For those of us who have recovered from COVID-19, the failure of those making policy recommendations to acknowledge and account for the immunity developed naturally following a COVID-19 infection is beyond frustrating. At one point in an e-mail exchange, Dr. Anthony Fauci noted that because COVID-19 is an RNA virus, the development of natural immunity was probable. At the time, he also said this would need to be confirmed.
Several studies have now shown that this immunity exists. In November of 2020, The New York Times interviewed several researchers who explained, based on their findings, that natural immunity did indeed occur, and there were indications it may be long-lasting:
“That amount of [immune] memory would likely prevent the vast majority of people from getting hospitalized disease, severe disease, for many years,” said Shane Crotty, a virologist at the La Jolla Institute of Immunology who co-led the new study.
The findings are likely to come as a relief to experts worried that immunity to the virus might be short-lived, and that vaccines might have to be administered repeatedly to keep the pandemic under control.

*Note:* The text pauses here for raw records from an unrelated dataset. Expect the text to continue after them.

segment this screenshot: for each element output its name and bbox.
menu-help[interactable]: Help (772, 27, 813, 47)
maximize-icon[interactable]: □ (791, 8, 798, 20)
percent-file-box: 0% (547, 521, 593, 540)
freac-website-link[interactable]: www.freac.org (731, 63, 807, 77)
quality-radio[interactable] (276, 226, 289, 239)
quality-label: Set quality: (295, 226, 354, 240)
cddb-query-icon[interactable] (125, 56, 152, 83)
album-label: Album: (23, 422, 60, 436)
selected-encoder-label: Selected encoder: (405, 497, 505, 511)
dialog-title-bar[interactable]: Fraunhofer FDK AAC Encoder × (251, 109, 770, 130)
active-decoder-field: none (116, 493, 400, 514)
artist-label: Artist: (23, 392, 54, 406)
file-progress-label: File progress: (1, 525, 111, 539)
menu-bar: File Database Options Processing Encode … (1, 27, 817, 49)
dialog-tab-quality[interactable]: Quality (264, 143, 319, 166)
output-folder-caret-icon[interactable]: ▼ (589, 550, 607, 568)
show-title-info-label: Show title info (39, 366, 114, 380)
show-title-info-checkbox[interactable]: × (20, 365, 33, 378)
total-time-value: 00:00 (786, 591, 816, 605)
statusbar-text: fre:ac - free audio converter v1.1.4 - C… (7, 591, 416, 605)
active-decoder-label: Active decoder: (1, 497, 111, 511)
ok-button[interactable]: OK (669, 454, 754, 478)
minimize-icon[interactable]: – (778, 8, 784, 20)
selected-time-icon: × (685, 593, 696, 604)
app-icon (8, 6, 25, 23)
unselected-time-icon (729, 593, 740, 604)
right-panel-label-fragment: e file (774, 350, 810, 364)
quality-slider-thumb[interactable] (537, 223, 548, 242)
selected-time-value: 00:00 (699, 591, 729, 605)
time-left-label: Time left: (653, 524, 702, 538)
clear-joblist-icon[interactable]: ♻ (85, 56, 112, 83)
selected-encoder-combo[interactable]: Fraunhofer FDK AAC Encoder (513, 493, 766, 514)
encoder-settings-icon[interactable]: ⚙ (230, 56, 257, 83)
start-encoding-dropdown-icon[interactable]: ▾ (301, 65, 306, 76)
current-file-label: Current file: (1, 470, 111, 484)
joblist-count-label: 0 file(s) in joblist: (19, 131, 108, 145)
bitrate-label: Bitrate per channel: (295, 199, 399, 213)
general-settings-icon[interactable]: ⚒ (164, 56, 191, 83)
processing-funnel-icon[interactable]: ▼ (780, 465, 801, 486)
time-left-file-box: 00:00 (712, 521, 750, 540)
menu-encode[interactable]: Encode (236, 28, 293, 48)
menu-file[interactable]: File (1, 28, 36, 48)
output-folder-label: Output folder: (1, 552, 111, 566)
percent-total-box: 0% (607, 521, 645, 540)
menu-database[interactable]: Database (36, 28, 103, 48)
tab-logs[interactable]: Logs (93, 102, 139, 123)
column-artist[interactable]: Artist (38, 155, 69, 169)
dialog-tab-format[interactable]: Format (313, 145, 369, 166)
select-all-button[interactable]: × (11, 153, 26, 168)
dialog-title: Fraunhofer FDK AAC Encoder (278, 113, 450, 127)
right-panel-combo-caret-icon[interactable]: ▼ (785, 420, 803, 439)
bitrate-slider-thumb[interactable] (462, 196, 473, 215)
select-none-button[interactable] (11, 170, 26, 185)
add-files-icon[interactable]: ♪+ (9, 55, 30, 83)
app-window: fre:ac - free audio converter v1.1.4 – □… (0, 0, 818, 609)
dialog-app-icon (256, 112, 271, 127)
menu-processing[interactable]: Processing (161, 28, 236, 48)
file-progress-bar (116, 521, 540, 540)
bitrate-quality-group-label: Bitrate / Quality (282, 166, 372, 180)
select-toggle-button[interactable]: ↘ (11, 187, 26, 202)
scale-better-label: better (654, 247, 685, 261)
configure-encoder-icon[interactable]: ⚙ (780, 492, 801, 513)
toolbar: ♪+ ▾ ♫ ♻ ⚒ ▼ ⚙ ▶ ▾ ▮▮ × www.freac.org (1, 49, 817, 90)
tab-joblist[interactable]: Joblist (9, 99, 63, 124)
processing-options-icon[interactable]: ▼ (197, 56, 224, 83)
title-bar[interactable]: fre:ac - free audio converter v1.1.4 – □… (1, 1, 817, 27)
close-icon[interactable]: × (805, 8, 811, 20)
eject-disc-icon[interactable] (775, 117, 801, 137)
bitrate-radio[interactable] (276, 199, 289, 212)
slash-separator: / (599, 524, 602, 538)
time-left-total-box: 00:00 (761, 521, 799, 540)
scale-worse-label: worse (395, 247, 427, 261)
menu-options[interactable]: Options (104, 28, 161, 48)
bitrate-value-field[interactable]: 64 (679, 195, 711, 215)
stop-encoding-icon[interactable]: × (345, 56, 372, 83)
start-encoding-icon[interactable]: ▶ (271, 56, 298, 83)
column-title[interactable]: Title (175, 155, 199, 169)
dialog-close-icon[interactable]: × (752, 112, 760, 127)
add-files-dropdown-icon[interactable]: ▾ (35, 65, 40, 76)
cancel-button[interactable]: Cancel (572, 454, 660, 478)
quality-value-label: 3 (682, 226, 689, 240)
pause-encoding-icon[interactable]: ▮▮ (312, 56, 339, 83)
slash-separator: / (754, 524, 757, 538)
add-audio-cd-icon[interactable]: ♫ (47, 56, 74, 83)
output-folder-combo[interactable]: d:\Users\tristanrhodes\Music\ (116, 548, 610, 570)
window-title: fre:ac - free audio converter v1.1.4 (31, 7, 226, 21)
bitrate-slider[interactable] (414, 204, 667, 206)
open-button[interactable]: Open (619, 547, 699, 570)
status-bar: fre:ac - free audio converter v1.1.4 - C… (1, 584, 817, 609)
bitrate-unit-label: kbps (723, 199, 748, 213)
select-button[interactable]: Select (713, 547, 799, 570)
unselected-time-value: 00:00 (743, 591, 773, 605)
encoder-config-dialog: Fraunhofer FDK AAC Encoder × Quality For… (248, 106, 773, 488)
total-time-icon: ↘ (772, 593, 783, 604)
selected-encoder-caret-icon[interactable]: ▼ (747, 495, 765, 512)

This research finding followed the knowledge that COVID-19’s first cousin, SARS-CoV-1, elicited durable immunity for at least 17 years and provided protection against a new strain of the virus. Additionally, they found that individuals never infected or exposed to either SARS virus demonstrated an immune response to the N-protein in both viruses based on exposure to other betacoronaviruses that circulate, causing cold-like symptoms:
Thus, infection with betacoronaviruses induces multi-specific and long-lasting T cell immunity against the structural N protein. Understanding how pre-existing N- and ORF1-specific T cells that are present in the general population affect the susceptibility to and pathogenesis of SARS-CoV-2 infection is important for the management of the current COVID-19 pandemic.
Instead of conducting studies to determine whether this was the case with COVID, the global health bureaucracy recommended draconian lockdowns and other mitigation methods. A logical deduction is that this type of T cell reactivity was widespread, given there were an extraordinary number of mild cases and positive tests in asymptomatic people. The lack of attention and study following these findings means we will never know.
Several recent studies have confirmed that recovered COVID-19 patients can expect long-term immunity. One current report states:
Many people who have been infected with SARS-CoV-2 will probably make antibodies against the virus for most of their lives. So, suggest researchers who have identified long-lived antibody-producing cells in the bone marrow of people who have recovered from COVID-191.
The study provides evidence that immunity triggered by SARS-CoV-2 infection will be extraordinarily long-lasting. Adding to the good news, “the implications are that vaccines will have the same durable effect”, says Menno van Zelm, an immunologist at Monash University in Melbourne, Australia.
While the researchers couch this with the caution that COVID-19 variants may blunt some protective effects, that remains to be seen. The Cleveland Clinic just released the most extensive study of natural and vaccinated immunity to COVID-19, which included 52,238 employees:
Specifically, of all infections during the study period, 99.3% occurred in participants who were not infected previously and remained unvaccinated. In contrast, only 0.7% of infections occurred in participants who were not previously infected but were currently vaccinated.
Importantly, not a single incidence of SARS-CoV-2 infection was observed in previously infected participants with or without vaccination.
With further statistical analysis, it was observed that the COVID-19 vaccination significantly reduced the risk of SARS-CoV-2 infection in previously uninfected participants but not in previously infected participants.
Although the study did not directly estimate the duration of protection from natural infection, it was observed that previously infected participants remained protected against COVID-19 for at least 10 months after the symptom onset or a positive test result.
Logically, this finding makes complete sense. If natural immunity had not been adequate or durable before vaccine distribution, nursing homes would have been a revolving door of hospital admissions due to reinfections. Stories about reinfection and severe illness would have been all over the media. That never happened, and globally confirmed reinfections have been very rare.
As Greta Thunberg and Senator Rand Paul (R-Ky.) have noted, there are millions of vulnerable elderly in other countries without access to COVID-19 vaccines. Why is America holding doses with a short shelf life and encouraging the recovered to get vaccinated when this is the case?
A study in preprint asserts that recovered patients may even have better protection against COVID-19 variants than vaccinated individuals. A natural infection encourages the development of cells reactive to more parts of the virus than the vaccine does. It is a longitudinal analysis of patients in Washington State and Atlanta, Georgia:
The immune response to natural infection is highly likely to provide protective immunity even against the SARS-CoV-2 variants because the CD4+ and CD8+ T cell epitopes will be conserved. Thus, recovered COVID-19 patients are likely to better defend against the variants than persons who have not been infected but have been immunized with spike-containing vaccines only.
How much more data do Dr. Fauci and the CDC need before they stop ignoring natural immunity?